In the above-described embodiment, the description has been made of a case where the injection quantity of the upstream injection valve 8 a is reduced when the throttle valve is at low temperature. However, the injection may be completely stopped under certain circumstances.
According to the present invention, the following effects are achieved:
(1). When the throttle valve is at low temperature, the injection quantity Qupper of the upstream injection valve is reduced and the fuel to be sprayed on the throttle valve is reduced to restrict a drop in temperature due to the heat of vaporization being taken from intake air. Therefore, the throttle valve can be prevented from freezing.
(2). The injection quantity Qlower of the downstream injection valve is sought as a value obtained by deducting the injection quantity Qupper of the upstream injection valve from the total injection quantity Qtotal. Accordingly, a regular quantity of fuel can be supplied into the combustion chamber even if the injection quantity Qupper of the upstream injection valve is reduced by the drop in temperature of the throttle valve.

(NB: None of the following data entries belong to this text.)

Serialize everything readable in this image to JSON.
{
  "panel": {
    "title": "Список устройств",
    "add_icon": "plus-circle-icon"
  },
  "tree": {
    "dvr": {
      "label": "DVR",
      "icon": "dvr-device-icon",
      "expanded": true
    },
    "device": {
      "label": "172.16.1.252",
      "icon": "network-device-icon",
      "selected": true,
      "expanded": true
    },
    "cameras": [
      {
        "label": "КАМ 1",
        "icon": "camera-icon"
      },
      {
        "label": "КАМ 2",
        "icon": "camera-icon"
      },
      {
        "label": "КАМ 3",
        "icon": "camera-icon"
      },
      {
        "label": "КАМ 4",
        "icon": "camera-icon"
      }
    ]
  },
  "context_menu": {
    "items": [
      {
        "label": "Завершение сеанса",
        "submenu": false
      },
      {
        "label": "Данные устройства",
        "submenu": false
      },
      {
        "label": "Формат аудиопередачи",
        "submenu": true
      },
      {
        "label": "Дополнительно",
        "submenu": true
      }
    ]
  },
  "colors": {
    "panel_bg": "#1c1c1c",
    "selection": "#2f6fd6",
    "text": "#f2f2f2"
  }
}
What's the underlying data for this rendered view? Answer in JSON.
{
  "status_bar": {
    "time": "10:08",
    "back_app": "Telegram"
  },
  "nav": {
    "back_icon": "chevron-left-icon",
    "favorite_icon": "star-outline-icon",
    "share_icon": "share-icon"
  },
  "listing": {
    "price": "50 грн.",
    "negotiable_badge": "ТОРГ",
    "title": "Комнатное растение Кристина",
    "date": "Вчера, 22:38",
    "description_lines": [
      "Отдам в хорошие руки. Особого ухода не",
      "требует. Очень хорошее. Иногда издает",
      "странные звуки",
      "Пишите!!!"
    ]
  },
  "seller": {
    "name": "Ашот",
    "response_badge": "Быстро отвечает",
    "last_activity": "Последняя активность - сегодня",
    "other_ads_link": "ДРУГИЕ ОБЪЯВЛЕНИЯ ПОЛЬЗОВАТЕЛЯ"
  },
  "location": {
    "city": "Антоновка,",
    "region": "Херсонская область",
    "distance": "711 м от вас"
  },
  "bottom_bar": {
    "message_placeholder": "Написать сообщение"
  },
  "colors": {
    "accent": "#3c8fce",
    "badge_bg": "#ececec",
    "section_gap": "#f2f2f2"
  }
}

(3). It has been arranged such that the throttle valve temperature is represented by the intake temperature or the cooling water temperature. Accordingly, there is no need to provide a separate sensor for measuring the temperature of the throttle valve.
The invention being thus described, it will be obvious that the same may be varied in many ways. Such variations are not to be regarded as a departure from the spirit and scope of the invention, and all such modifications as would be obvious to one skilled in the art are intended to be included within the scope of the following claims.